せっかく守備固め要員をふたり登録しているのに、結局使わないまま守備によって2点献上してしまった。ランナーの中島が2塁に進んだ時点で守備固めをしなかったことがやはり悔やまれる。

積極的すぎた緒方采配

大谷のサヨナラ打のシーンでも、ベンチの采配には疑問の残るところが多かった。なぜか外野の前進守備を敷かなかったのだ。1点で決まるサヨナラの場面では、前進守備は定石だ。テレビ中継でも野手だった3人の解説陣が、みんな前進守備にしないことを疑問視していたのはそのためだ。

おそらくそれは、大谷の打球が外野手の頭をこすことを怖れたからだろう。それはわからなくもないし、大谷のサヨナラヒットは前進守備だとしても間に合わなかった可能性が高い。ただ、それにしても疑問の残る守備陣系だった。

こうしたところを見ていると、緒方監督はチームの勢いを殺したくないのだと推察できる。8回裏に松山に交代させなかったのも、確かに松山へチャンスは巡ってきたので完全に誤りとはいえない。

10回裏に前身守備をせず、大谷を敬遠しなかったのも、勢いを殺したくなかったからかもしれない。

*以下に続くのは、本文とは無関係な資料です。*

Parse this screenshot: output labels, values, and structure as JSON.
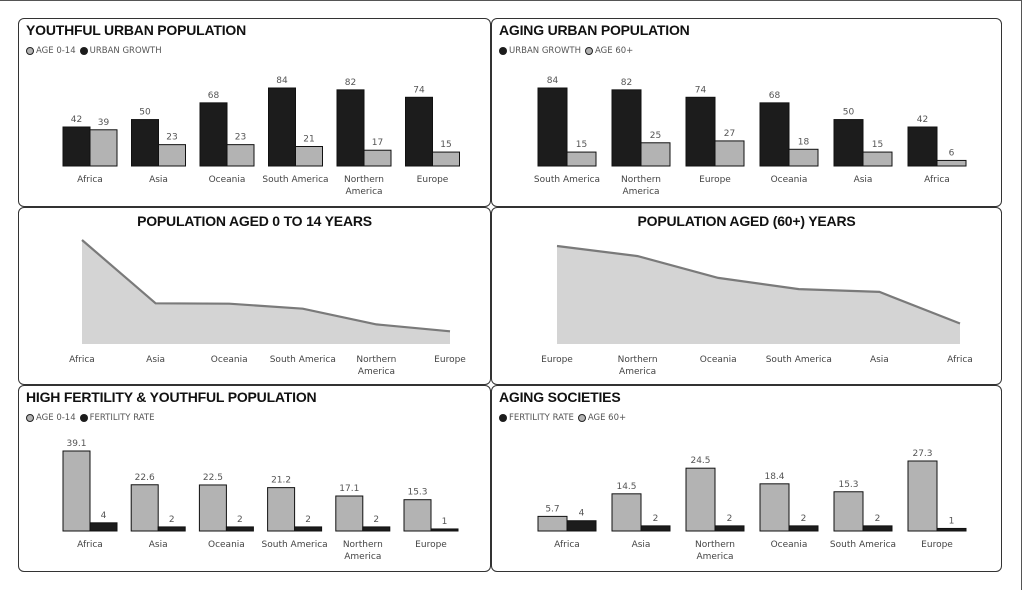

この試合、それまで2安打されている大谷を打ち取れば、延長でさらに勢いがつくはずだ。また、2打席連続敬遠はあまりにも消極的だし、その前には中田に逆転打を放たれている。それを考えると、調子の良かった大瀬良で「ギリギリまでやや勝負」という選択は納得できる。

しかし、守備の名手でもあった緒方監督は「守り勝つ野球」を掲げてきたにもかかわらずそれをしなかったのを見ると、この試合は積極的になりすぎたという印象がある。勢いのある攻撃と堅実な守備のメリハリが、上手く取れていなかった。「采配ミス」とまでは言えないが、強気過ぎたのだ。

ただし、好意的に考えれば積極的な采配のうえの敗戦なので、それほど尾を引かない負けた方だったようにも思う。前述したように、大谷が一枚上手でもあるからだ。

第4戦は荒れる?

それにしても、大谷翔平はやはり惚れ惚れするような選手だ。このシリーズでも、マークされているにもかかわらず8打数5安打1四球という成績だ。しかもヒットのうち3本が2塁打だ。他のバッターがカープ投手陣に抑えられているなか、ひとり気を吐いている印象だ。

カープは負けてしまったが、やはりこの第3戦を見るかぎり、地の利があることは感じられた。ただ、選手の調子はジャクソン以外はほとんど悪くない。

第4戦は、岡田と高梨の新人王有資格者対決だ。ともにはじめての日本シリーズなので、試合がどのようになるかはかなり未知数だ。シーズン中にはあまり見られなかったが、両投手が突然大きく崩れるようなこともあるかもしれない。そのとき監督がどの段階で早めに見切りをつけるかが、ポイントかもしれない。

また、ヘーゲンズを登板させたカープは、どうも当初の予定通り中4日で回しそうな流れだ。となると、第5戦はジョンソンの先発になる。前の試合で123球を投げたジョンソンが、どれほどそれに対応できるか気になるところでもある。